Tagesecho Präsident Havel gewinnt Kampf um das Wahlgesetz
"Havel besiegte Zeman und Klaus" und "Havel gewann den Kampf um das Wahlgesetz", hieß es auf den Titelseiten der tschechischen Tageszeitungen am Donnerstag. Denn das Verfassungsgericht hat am Mittwoch einen der wichtigsten Meilensteine des sog. Oppositionsvertrags aufgehoben. Martina Schneibergova berichtet:
Abgeordnetenhaus
Die grundlegende Rechtsnorm, an der Experten sowie Politiker der
Demokratischen Bürgerpartei (ODS) und der Sozialdemokraten (CSSD) zwei Jahre
lang gearbeitet haben - das Wahlgesetz - wurde vom Verfassungsgericht
aufgehoben.
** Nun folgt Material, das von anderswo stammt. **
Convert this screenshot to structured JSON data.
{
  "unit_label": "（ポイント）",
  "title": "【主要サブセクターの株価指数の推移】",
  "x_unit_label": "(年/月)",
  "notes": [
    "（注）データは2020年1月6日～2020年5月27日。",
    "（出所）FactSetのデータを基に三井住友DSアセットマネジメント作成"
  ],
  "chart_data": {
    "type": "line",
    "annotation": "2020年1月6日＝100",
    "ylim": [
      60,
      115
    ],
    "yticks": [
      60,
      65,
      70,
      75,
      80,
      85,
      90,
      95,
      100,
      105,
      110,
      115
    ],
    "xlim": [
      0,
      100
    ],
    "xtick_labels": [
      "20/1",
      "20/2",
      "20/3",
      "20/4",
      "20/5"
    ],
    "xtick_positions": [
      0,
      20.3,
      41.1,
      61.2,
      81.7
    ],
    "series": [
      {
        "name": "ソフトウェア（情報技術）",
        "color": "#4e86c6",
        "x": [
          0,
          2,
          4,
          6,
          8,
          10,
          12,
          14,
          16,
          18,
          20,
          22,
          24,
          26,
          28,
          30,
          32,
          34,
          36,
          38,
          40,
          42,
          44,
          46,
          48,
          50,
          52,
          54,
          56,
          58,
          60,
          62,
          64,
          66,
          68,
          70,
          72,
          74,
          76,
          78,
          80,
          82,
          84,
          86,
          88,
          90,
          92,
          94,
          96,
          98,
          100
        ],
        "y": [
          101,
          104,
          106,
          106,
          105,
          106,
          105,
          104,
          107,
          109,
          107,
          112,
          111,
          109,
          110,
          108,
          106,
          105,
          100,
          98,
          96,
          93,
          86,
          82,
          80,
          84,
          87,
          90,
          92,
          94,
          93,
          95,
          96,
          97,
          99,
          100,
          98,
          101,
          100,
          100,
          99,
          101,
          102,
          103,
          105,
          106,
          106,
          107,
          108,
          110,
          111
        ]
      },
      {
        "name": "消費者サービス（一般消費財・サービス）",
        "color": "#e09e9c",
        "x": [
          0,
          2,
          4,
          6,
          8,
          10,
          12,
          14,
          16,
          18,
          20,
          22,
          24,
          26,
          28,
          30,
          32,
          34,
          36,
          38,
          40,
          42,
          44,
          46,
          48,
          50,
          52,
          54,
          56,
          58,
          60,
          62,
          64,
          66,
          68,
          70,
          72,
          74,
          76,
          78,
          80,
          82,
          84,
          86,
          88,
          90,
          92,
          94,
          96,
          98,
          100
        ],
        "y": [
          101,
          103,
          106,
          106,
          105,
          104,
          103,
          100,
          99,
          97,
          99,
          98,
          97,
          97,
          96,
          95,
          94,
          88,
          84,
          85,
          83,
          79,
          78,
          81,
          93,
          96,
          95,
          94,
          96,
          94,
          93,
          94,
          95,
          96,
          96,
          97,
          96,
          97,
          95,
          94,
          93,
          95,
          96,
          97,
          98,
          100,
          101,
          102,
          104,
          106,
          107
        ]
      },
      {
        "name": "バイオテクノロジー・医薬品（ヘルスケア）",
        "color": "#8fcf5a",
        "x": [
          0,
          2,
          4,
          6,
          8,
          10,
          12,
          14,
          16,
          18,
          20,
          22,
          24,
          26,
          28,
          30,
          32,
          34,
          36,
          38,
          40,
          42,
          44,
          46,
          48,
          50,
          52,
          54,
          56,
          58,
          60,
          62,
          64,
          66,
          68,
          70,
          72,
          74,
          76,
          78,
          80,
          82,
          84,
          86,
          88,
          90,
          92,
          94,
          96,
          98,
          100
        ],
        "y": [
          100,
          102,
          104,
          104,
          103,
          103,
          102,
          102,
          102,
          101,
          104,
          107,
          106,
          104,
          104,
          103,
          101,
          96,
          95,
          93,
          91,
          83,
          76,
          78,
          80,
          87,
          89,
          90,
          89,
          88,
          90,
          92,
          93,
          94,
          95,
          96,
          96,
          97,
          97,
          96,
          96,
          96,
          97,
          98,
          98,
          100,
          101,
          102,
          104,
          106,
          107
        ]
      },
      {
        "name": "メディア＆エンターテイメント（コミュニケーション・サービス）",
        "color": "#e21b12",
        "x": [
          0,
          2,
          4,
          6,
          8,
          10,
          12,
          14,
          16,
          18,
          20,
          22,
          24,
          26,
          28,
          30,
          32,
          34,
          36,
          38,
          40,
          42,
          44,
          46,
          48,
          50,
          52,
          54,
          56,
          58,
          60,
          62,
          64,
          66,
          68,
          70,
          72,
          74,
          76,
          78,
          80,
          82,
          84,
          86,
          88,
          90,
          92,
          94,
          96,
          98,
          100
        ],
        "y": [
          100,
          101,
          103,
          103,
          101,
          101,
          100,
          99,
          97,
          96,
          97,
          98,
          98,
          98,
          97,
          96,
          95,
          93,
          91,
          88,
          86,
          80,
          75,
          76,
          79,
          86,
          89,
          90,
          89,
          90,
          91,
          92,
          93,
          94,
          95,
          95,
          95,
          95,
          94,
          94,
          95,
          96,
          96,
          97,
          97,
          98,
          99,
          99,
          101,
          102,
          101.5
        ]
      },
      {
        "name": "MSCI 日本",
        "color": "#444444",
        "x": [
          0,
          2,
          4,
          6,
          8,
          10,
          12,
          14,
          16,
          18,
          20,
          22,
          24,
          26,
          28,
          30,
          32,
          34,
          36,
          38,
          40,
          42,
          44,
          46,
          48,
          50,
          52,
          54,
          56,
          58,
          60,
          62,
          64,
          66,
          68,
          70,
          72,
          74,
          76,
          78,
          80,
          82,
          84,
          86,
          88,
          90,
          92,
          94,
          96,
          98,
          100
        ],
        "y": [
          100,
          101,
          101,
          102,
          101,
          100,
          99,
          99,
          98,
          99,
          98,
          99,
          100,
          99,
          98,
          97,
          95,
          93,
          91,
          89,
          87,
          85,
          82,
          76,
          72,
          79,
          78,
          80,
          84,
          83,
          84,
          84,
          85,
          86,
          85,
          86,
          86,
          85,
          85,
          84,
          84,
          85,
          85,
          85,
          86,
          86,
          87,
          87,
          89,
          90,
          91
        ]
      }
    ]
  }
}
Damit haben die beiden durch das Tolerierungsabkommen
miteinander verbündeten Parteien - ODS und CSSD - eine weitere Niederlage
erlitten, nachdem sie im November um die Stimmenmehrheit im Senat gekommen
waren. Das von der ODS und der CSSD voriges Jahr in beiden Parlamentskammern
durchgesetzte novellierte Wahlgesetz sollte den großen politischen Parteien
künftig mehr Macht sichern. Die Verfassungsrichter haben auf Anregung von
Präsident Vaclav Havel und einer Gruppe von Senatoren der oppositionellen
Viererkoalition entschieden, dass fünf der insgesamt sechs Eckpfeiler des
Gesetzes verfassungswidrig sind und haben diese mit sofortiger Gültigkeit
aufgehoben.
Konkret beschloss das Verfassungsgericht, folgende Bestimmungen aufzuheben: die Erhöhung der Zahl der Wahlbezirke von 8 auf 35; die neue Art der Umrechnung von Wählerstimmen auf Abgeordnetenmandate, durch welche die stärkeren Parteien begünstigt wurden; die Begrenzung der Mindestzahl an Mandaten in einem Wahlbezirk auf vier; die obligatorische Kaution bei den Wahlen ins Abgeordnetenhaus; die Reduzierung des staatlichen Zuschusses für eine Stimme von 90 auf 30 Kronen. Das Verfassungsgericht ließ jedoch die Regel für den Eintritt einer Koalition ins Parlament gelten - eine Viererkoalition muss dementsprechend beispielsweise mindestens 20% der Stimmen bekommen, um ins Parlament zu gelangen.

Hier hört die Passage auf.